Are you referring to the opto/zener one?

You did recommend 100k resistor, which I tried, and also worked fine.

You're mixing up the voltage circuit (across the solenoid) with the current circuit (in series with the solenoid) that I described in post#3 there.

alex_fagard:
I've also attached a picture of the electrical characteristics of the ESP8266EX. It doesn't seem to tell me the amount of current that will flow when something is connected to an input. Just says Imax = 12mA

You're mixing up a pin set as input and a pin set as output.
Input pins don't take any current if the signal stays within VCC/GND of the MCU.
There only is a small pull up current if you enable pull up with pinMode.
Leo..

R = (170vpeak - 1.2forwardvoltage) / .020A = 8440 ohm (~8.5k)

P =170^2/8500 = 3.4 (need 5 watt resistor)

For future reference:

When calculating the power of a resistor connected to an AC source, E should be the RMS value of the waveform, not the peak. The Power calculated using the RMS voltage represents the amount of heat the resistor will be generating. Calculating using the peak will overstate your power dissipation.

Reason: Your mains waveform is a sine wave. The waveform is at the peak for a very short period of time then it drops all the way to zero before increasing again.

JohnRob:
When calculating the power of a resistor connected to an AC source, E should be the RMS value of the waveform, not the peak. The Power calculated using the RMS voltage represents the amount of heat the resistor will be generating. Calculating using the peak will overstate your power dissipation.

If the peak voltage is what you have, use that, then divide the power by two.

JohnRob:
For future reference:

When calculating the power of a resistor connected to an AC source, E should be the RMS value of the waveform, not the peak. The Power calculated using the RMS voltage represents the amount of heat the resistor will be generating. Calculating using the peak will overstate your power dissipation.

Reason: Your mains waveform is a sine wave. The waveform is at the peak for a very short period of time then it drops all the way to zero before increasing again.

Isn't overstating a good thing? Costs but a few cents for a larger wattage resistor.

The way to drive an optocoupler from the mains without having to dissipate significant heat is to use a capacitive dropper, and a back-to-back LED style opto coupler (or add a diode across the optocoupler to conduct in the opposite half cycle (LED reverse voltage ratings are usually only 5V).

240V into 20mA would be something like 1k5 fusible resistor in series with 0.27µF mains-rated cap
110V into 20mA say 750 ohms and 0.47µF cap.

The resistor must be fusible so it doesn't start a fire if the capacitor develops a short.

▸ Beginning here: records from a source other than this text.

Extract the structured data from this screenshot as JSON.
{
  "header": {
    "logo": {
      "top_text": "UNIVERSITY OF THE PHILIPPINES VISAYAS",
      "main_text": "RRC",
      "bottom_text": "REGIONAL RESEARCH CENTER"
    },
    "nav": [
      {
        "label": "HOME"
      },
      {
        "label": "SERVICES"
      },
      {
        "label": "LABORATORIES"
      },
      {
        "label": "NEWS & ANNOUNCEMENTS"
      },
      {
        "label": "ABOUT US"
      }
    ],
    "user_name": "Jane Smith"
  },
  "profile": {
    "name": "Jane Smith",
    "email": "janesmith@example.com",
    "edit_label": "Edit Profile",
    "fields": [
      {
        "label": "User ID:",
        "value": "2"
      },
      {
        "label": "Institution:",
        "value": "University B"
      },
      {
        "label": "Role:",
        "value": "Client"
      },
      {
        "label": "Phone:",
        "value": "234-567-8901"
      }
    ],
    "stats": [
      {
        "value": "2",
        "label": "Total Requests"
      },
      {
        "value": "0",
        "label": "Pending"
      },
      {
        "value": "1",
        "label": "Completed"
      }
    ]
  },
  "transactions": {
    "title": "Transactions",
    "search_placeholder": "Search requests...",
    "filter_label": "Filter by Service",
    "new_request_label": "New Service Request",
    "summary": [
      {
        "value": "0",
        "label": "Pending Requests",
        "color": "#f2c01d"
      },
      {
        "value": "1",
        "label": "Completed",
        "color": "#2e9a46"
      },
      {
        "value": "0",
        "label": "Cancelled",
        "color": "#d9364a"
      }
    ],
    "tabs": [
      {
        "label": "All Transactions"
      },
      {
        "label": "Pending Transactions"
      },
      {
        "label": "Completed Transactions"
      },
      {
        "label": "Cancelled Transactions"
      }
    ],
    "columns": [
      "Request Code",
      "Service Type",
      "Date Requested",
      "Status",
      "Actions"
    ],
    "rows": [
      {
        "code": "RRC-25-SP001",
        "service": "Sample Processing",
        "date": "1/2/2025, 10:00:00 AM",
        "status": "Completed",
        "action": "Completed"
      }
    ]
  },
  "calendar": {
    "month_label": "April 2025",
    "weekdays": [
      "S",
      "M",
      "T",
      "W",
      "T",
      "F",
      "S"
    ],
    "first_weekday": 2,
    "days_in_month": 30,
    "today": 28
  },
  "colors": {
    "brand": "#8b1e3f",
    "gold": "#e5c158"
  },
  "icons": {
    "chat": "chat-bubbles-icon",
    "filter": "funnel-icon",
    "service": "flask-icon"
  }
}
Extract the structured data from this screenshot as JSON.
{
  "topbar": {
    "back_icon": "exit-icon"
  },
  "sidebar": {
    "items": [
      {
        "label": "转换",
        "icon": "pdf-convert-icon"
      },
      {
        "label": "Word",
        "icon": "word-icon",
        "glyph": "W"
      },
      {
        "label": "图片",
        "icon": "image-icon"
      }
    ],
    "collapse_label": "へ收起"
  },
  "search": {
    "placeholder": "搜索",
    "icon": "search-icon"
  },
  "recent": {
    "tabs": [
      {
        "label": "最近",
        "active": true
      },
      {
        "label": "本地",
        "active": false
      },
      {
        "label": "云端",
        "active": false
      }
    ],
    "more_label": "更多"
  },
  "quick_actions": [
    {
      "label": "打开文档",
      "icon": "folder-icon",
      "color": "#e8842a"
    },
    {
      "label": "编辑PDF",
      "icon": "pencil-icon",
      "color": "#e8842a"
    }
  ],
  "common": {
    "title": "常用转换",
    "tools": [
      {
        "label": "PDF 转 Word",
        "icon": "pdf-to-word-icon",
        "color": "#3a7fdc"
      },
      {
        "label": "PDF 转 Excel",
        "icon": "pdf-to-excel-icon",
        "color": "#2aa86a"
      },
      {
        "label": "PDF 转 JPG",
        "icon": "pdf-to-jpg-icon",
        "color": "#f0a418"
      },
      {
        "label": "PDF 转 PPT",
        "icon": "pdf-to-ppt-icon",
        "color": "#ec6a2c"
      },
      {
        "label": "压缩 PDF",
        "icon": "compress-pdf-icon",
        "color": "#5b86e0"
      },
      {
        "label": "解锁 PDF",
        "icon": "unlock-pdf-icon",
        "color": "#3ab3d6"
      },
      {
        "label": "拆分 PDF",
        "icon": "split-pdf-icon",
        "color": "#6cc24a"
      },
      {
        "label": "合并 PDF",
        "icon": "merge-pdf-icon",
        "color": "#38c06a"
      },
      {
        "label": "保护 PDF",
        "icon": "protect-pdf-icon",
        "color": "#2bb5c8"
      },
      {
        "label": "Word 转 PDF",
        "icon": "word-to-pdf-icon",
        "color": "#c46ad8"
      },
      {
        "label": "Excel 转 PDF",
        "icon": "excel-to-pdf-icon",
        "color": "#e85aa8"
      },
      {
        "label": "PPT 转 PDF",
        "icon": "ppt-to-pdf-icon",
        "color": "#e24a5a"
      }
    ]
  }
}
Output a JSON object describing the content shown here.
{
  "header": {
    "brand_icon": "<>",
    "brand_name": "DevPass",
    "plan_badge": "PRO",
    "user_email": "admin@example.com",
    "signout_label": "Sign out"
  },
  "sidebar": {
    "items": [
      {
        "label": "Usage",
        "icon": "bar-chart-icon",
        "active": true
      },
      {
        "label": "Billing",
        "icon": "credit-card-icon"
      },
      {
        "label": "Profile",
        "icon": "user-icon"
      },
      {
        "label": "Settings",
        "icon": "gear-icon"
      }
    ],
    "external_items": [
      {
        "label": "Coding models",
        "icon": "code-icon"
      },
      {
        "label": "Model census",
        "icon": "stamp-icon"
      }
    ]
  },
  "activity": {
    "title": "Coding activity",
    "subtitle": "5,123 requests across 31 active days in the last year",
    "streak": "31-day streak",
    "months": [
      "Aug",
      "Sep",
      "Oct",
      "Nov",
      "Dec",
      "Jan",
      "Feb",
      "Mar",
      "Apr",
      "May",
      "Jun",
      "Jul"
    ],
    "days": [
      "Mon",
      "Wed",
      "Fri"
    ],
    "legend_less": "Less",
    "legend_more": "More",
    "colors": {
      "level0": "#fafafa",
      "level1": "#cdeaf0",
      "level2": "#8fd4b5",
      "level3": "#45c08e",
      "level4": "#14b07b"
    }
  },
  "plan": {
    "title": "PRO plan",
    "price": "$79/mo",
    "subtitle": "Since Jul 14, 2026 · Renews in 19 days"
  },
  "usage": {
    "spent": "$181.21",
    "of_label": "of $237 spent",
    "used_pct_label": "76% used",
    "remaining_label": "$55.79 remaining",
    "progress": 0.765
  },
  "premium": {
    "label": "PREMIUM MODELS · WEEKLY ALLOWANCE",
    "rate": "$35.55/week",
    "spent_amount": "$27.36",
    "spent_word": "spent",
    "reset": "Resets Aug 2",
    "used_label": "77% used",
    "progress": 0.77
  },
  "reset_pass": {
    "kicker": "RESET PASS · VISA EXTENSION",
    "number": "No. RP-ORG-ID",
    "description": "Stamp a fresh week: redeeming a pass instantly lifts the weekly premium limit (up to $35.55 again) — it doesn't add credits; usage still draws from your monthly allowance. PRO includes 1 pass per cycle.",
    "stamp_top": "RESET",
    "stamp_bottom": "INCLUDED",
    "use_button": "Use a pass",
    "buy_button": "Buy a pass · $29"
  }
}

Note the if you were to use a single resistor it must be rated for high voltage, and be fusible.

Fusible resistors fail open-circuit on overload without flames.

I used this circuit for a 120V detector. For 240V, double the resistor values.
https://www.digikey.com/product-detail/en/broadcom-limited/HCPL-3700-000E/516-1545-5-ND/696045

AC_loss.jpg960×720 31.2 KB

AC_loss.jpg960×720 31.2 KB

This application note will help on selecting the resistor value

HCPL-3700 Avago Application Note.pdf (130 KB)

Paul__B:
If the peak voltage is what you have, use that, then divide the power by two.

I think you mean the square root of 2. I used 1.414 as close enough for most purposes.